Финскими делами занимался тогда Сперанский – и уж, разумеется, безвозмездно делиться властью не собирался. Но Армфельт был не из тех, кто отступает перед трудностями. Он сумел войти в доверие к государю, стал вхож в ближний круг, а уж с этой позиции, понятно, «вести боевые действия» ему стало куда удобнее, учитывая едва ли не поголовную неприязнь большого света к госсекретарю.
Придворные – особенно в деле интриг – простофилями никогда не были. Они ловко сообразили, в какую игру им сыграть, вернее, какую сторону выбрать в уже ведущейся игре. Франкофильские настроения Сперанского очевидны, император же затеял хитроумную комбинационную борьбу с Наполеоном; следовательно – не представить ли «поповича» как французского «агента влияния»?.. Такие попытки наверняка делались, но сомнительно, чтобы они имели какой-либо успех: Александр был всё же слишком умён для того, чтобы в это поверить. Но это не остудило энтузиастов, и тем более не значило, что в позиции Сперанского не было никаких слабых мест, ни субъективных, ни объективных. Были. И вот их-то умные интриганы – Армфельт и другие, которые, бывало, действовали сообща, бывало, что порознь – нащупали и использовали успешно.
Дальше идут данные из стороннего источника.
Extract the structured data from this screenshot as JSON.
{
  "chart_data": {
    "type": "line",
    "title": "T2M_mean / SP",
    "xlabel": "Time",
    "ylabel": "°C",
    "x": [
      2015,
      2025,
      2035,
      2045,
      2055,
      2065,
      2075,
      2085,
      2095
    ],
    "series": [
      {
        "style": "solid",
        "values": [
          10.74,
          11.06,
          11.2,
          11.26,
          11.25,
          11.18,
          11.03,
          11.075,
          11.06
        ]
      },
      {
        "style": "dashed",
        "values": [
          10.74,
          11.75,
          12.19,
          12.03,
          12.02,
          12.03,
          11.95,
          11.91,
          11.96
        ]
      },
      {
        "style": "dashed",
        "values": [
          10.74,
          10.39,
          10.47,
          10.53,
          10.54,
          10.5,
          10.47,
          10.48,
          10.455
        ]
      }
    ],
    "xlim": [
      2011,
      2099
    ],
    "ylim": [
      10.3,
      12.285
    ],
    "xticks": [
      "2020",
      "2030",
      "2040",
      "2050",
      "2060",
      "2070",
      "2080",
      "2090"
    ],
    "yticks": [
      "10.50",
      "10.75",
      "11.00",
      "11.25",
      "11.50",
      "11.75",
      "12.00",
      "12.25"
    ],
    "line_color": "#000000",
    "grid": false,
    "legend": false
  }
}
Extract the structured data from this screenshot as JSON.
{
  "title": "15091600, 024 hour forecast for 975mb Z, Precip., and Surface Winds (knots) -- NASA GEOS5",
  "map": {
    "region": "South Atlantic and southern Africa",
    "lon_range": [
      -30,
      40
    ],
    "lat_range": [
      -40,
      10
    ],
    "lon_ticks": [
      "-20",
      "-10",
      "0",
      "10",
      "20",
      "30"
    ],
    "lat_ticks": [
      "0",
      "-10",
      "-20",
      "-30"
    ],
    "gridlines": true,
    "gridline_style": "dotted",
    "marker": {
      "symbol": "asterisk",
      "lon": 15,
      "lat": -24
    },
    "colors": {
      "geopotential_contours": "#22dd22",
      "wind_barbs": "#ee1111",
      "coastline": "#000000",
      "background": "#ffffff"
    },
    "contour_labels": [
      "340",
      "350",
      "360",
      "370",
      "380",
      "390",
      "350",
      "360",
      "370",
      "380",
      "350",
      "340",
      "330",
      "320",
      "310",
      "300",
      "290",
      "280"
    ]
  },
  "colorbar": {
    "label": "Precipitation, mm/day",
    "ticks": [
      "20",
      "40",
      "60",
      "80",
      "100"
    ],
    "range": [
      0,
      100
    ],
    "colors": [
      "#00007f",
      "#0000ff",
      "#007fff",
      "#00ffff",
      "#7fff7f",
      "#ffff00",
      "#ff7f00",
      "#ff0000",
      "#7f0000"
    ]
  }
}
Субъективные обстоятельства: отчасти Сперанский «подставился» сам. Попросту говоря, зарвался, утратил реальный, осторожный взгляд на вещи – дело для фаворитов обычное. Власть изменяет людей, изменился и Михаил Михайлович, свыкся с положением первого лица при государе, привык к знакам внимания, почтительности и даже подобострастия… Часто случается так, что заместители, помощники, секретари считают себя умнее своего начальства – и что ж, это вправду бывает так. А по-настоящему умные ещё и умело скрывают это; во всяком случае, знают грань, до которой можно блистать интеллектом, а после которой – не рекомендуется.
Считал ли Михаил Михайлович, что он умнее Александра?.. Совершенно не исключено. Было ли так действительно? Если понимать под «умом» развитую способность рационально мыслить – вероятно, да, с этим можно согласиться. Правда, такая способность не составляет всего духовного мира человека, не составляет даже главного в этом мире. И Александр, уступая своему приближённому в таланте и ремесле строить умозаключения, наверняка превосходил его в чём-то другом: интуиции, проницательности, широте взглядов… Впрочем, это разговор отвлечённый. Вернёмся к существу дела.
Итак, если Сперанский и считал себя умнее царя, то до поры виду такого не подавал. Может, и не подал бы, но… всё проходит, всё забывается, от всего устаёшь. Власть меняет людей, а они не замечают этого. То, чего никогда бы не позволил себе выходящий на придворную орбиту чиновник, заматеревшему вельможе стало казаться пустяком. Вполне возможно, что он ничего дурного и не имел в виду – просто угол его социального зрения в самом деле стал другим. Сперанский в частных письмах позволил себе иронически и язвительно отозваться об императоре – и, конечно, тому это очень скоро стало известным, поскольку свет не без добрых людей, они мигом и донесли. По страницам многих исследований ходит предание о бурной реакции Александра на ядовитые слова Сперанского: о гневе, слезах и жутких угрозах, вплоть до расстрела [12, т.4, 366]. Разбираться в том, насколько это правда – занятие бесполезное; это и похоже на правду, и с равной вероятностью может быть вымыслом… Как бы там ни было, госсекретарь незаметно для самого себя потерял придворную бдительность. И поплатился за это.